On Tuesday, July 12, 2022 2:14:35 PM CDT Brian Stinson wrote:
On Tue, Jul 12, 2022, at 12:25, Robby Callicotte via CentOS-devel wrote:
On Wednesday, July 6, 2022 11:47:57 AM CDT Troy Dawson wrote:
What is in Scope:
- Live Images (Previously known as LiveDVD, LiveCD)
-- Examples: --- Live Desktops (KDE / GNOME / XFCE / Mate ) --- Live Rescue
- Alternate Install Images
-- Examples: --- Minimum install iso (doesn't need the network, but almost as small as the boot.iso) --- KDE install iso (has epel enabled, and packages to install a working kde desktop)
- Repo's that are compatible with CentOS Stream, and follow the Fedora
licensing policy.
Would a CentOS Stream IOT iso be in scope for this SIG? If not, how can I help to get this in scope?

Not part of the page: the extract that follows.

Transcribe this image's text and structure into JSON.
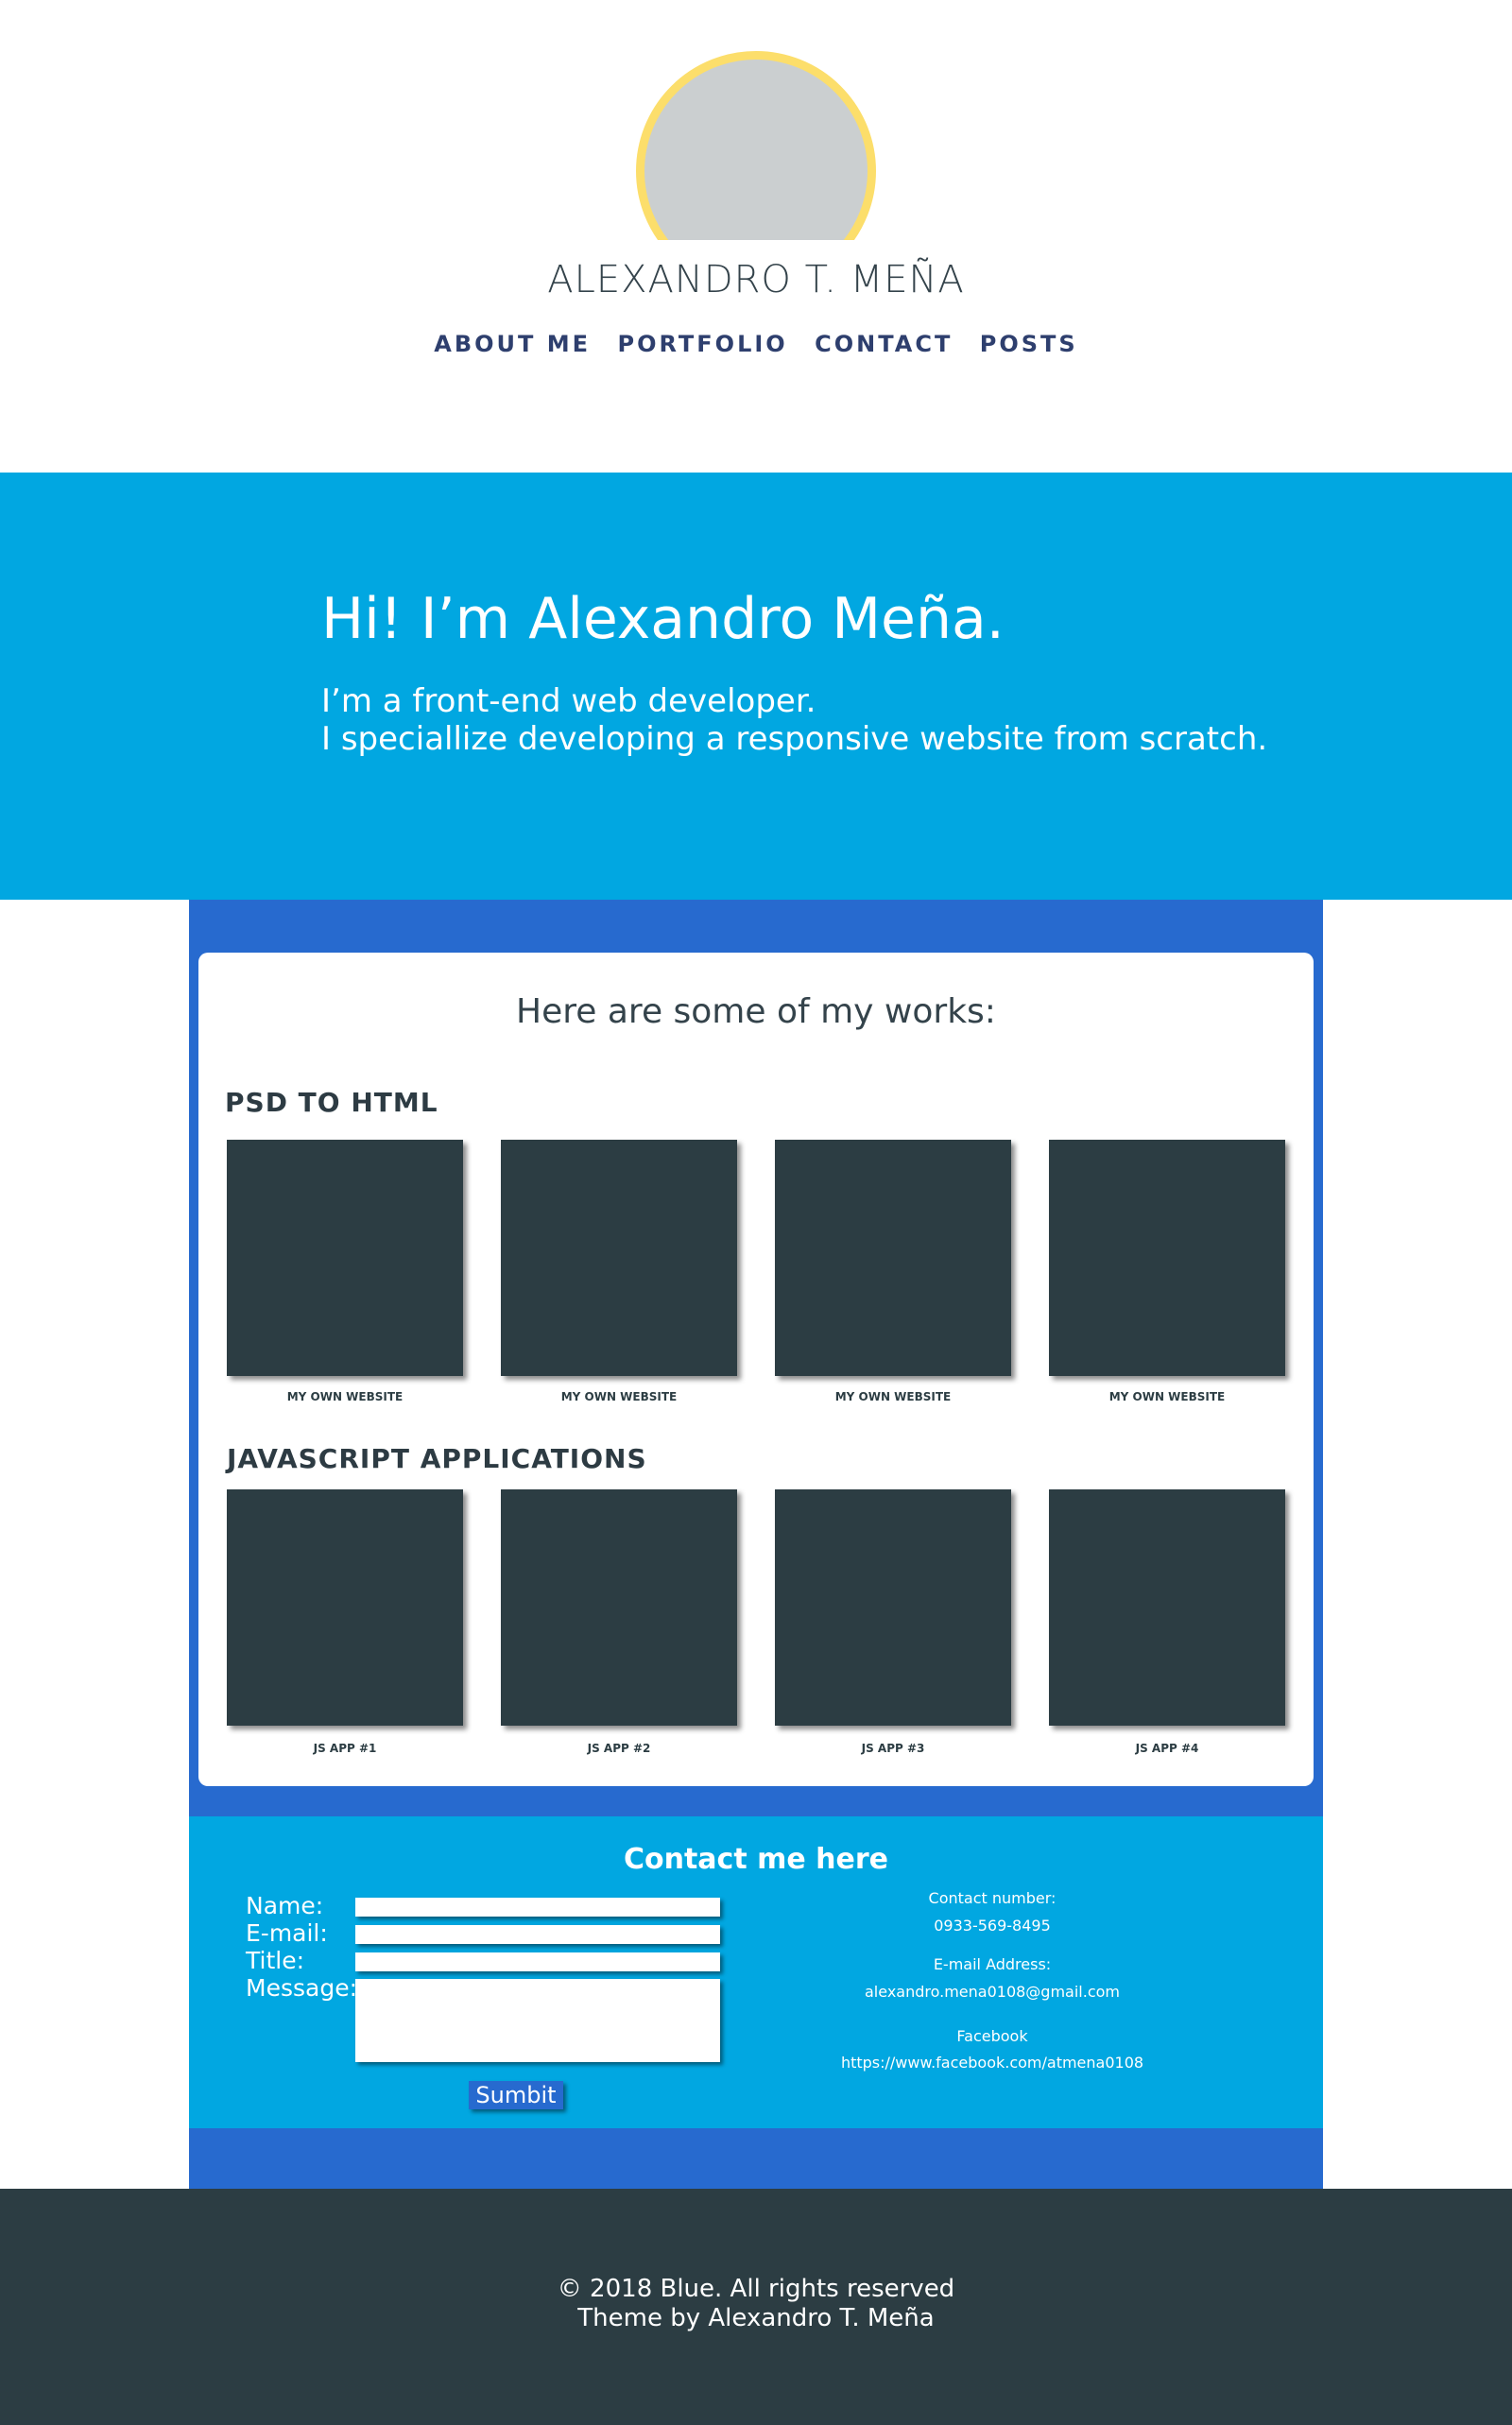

CentOS-devel mailing list CentOS-devel@centos.org https://lists.centos.org/mailman/listinfo/centos-devel
Have you looked at the artifacts produced by the Automotive SIG? https://sigs.centos.org/automotive/
Additionally, can you tell us a little more about what you're looking for out of an 'IoT' spin?
--Brian _______________________________________________ CentOS-devel mailing list CentOS-devel@centos.org https://lists.centos.org/mailman/listinfo/centos-devel
I was not aware of these Automotive SIG artifacts. Very cool.
The main reason for a CentOS based IOT spin is commercial security vendor support. My company is looking to deploy several thousand field devices that would absolutely benefit from rpm-ostree/greenboot availability.
I initially pitched the Fedora IOT edition for this use case, but my security team contends that the 3rd party vendorware they use for compliance scanning/ IDM etc. is not supported for Fedora. However, these vendorware tools do support CentOS Stream.